Dans l'« écriture artiste » des Goncourt, nous retrouvons encore cette nervosité qui leur est propre. La structure de leurs phrases ressemble à celle de leurs livres. Même aversion pour la régularité, même dédain de l'ordre logique, même goût de l'accident, du discontinu, de l'inattendu. Leur unique objet, c'est de peindre l'impression. On dirait comme une mimique. Ils assujettissent, ils sacrifient, si besoin est, toutes les autres qualités du style à cette qualité par excellence : la vie. Ils se font un jeu de violer la grammaire, de bousculer le vocabulaire, d'insulter aux traditions et aux convenances de notre langue. Que leur importe l'harmonie, la netteté, la correction elle-même? ils veulent que leur écriture rende le mouvement et la couleur des choses. Non moins stylistes que Gustave Flaubert, ils le sont tout différemment. Ce rhétoricien façonne ses phrases sur des types convenus, en raccourcit ou en allonge les divers membres sans autre souci que celui de l'équilibre, d'une cadence agréable à l'oreille. Il observe religieusement les règles. Il n'ose hasarder un vocable nouveau, risquer une syntaxe insolite. Ce qu'il appelle ses affres, ce n'est pour lui que l'inquiète préoccupation de ne pas répéter un mot ou d'éviter un hiatus. Pour les Goncourt, au contraire, toutes les fautes de style auxquelles l'auteur de Madame Bovary faisait la chasse deviennent des qualités si elles les aident à traduire leurs sensations avec plus de relief, à en donner une image plus précise et plus vive.
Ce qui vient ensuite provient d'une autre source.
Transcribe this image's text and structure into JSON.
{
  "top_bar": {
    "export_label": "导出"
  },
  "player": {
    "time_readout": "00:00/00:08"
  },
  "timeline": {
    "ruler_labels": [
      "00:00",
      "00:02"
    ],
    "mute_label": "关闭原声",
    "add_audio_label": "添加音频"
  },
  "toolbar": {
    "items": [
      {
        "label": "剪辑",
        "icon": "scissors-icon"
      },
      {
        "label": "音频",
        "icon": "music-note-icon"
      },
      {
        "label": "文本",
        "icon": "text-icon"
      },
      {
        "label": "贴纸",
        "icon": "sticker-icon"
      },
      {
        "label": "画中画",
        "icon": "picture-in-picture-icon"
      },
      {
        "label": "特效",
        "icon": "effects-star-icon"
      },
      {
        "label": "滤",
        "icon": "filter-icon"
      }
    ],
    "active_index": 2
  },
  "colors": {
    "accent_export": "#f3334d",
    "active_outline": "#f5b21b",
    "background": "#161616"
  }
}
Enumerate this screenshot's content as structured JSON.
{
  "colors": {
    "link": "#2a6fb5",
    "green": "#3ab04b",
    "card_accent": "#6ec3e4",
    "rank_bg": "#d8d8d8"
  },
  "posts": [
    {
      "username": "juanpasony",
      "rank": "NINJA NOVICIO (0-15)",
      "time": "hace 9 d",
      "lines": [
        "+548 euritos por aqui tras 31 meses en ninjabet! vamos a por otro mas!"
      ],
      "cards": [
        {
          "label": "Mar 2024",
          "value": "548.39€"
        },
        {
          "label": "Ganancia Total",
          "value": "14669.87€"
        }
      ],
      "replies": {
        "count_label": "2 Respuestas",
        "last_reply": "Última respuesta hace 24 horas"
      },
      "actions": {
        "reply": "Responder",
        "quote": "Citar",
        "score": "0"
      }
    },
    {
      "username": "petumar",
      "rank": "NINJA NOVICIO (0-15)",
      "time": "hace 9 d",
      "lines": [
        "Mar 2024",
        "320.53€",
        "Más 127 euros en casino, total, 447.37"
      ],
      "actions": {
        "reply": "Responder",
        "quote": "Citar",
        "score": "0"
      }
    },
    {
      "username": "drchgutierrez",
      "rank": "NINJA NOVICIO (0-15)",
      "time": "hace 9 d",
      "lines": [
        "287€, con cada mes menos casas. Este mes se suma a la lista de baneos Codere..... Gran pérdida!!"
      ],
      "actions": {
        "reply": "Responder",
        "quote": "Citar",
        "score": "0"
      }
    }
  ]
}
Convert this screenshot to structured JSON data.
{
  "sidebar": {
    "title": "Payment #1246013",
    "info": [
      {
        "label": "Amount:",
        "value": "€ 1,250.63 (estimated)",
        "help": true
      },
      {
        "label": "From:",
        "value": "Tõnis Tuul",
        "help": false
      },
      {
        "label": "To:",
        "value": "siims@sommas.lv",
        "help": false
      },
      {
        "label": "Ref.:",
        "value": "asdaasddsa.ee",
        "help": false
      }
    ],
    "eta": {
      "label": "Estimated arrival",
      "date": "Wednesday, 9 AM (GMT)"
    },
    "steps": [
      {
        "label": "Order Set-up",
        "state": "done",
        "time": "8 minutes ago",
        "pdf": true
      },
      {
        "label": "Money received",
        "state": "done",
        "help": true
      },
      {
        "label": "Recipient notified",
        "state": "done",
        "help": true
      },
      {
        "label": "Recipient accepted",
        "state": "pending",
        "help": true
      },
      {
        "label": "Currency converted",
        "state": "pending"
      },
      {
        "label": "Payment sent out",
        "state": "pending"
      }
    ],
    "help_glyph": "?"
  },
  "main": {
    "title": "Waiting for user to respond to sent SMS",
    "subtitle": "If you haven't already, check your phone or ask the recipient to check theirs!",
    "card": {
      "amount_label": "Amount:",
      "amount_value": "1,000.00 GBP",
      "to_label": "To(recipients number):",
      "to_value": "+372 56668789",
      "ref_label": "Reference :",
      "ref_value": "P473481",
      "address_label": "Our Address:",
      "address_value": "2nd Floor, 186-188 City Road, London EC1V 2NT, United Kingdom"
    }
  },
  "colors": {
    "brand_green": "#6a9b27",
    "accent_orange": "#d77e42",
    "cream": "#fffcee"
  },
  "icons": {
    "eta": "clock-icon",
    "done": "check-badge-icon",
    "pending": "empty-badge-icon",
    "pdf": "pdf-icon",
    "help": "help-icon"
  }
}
Et il faut bien reconnaître que la prose française n'est chez nul autre écrivain aussi souple, aussi nuancée, aussi pittoresque, dans le sens propre du terme, aussi riche en effets. Le frisson même des choses vues et senties court à travers ces phrases cahotantes. Langue admirable par sa force expressive, mais instable, biscornue et contournée; merveilleusement vivante, mais dont la vie s'accuse trop souvent par des grimaces.